E, ancora, non può non considerarsi che l’art. 32 Cost. vive del collegamento osmotico con una disposizione di rango ordinario, quale l’art. 5 c.c., che, nel tratteggiare le modalità di manifestazione dell’autodeterminazione individuale evidenzia ulteriormente l’interesse pubblicistico sotteso alla salvaguardia della salute dei consociati, tale da giustificare una compressione di tale autodeterminazione in una prospettiva anche sociale.

Del resto, tale interpretazione teleologica sembra rinvenire un riscontro (seppur opinabile ed inesorabilmente suscettibile di molteplici interpretazioni) anche nel dato letterale. Invero, l’art. 2, comma 2, lett. g) del D.L. n. 11/2020, nel delineare le ipotesi in cui la trattazione del procedimento è subordinata ad una richiesta di parte, prevede che detta richiesta venga formulata dai “detenuti, gli imputati, i proposti o i loro difensori” e non anche singolarmente da ciascuno di essi, eventualità che avrebbe invece dovuto contemplare espressamente in quanto tale da frustrare gli obiettivi sottesi al decreto.

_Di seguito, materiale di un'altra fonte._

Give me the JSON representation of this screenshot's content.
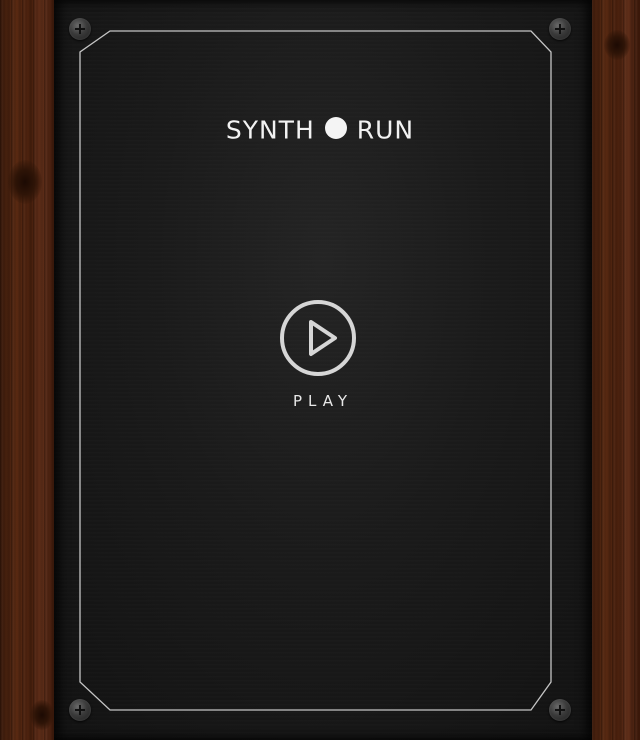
{
  "game": {
    "title_left": "SYNTH",
    "title_right": "RUN",
    "play_label": "PLAY"
  },
  "icons": {
    "title_separator": "filled-circle-icon",
    "play": "play-circle-icon",
    "screws": "screw-icon"
  },
  "colors": {
    "board": "#1a1a1a",
    "chalk": "#f2f2f2",
    "wood": "#4a200d"
  }
}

Ad ogni modo (e pur non volendo e potendo prospettare soluzioni definitive) non può omettersi di considerare che l’intervento normativo è stato partorito in un contesto emergenziale che non ha precedenti nella storia repubblicana, tale da giustificare una lettura interpretativa massimamente orientata alla realizzazione degli obiettivi ad esso sottesi, anche a costo di (tollerabili) sacrifici sul piano squisitamente individuale, destinati comunque ad esaurirsi entro un ben preciso frangente temporale (31 maggio 2020). Una ulteriore conferma in tal senso sembra provenire anche dal successivo comma 5 dell’art. 2 cit., che impone un ulteriore sacrificio prevedendo che “ai fini del computo di cui all’articolo 2 della legge 24 marzo 2001, n. 89, nei procedimenti nei quali le udienze sono rinviate a norma del presente articolo non si tiene conto del periodo decorrente dalla data del provvedimento di rinvio dell’udienza alla data della nuova udienza, sino al limite massimo di tre mesi successivi al 31 maggio 2020”.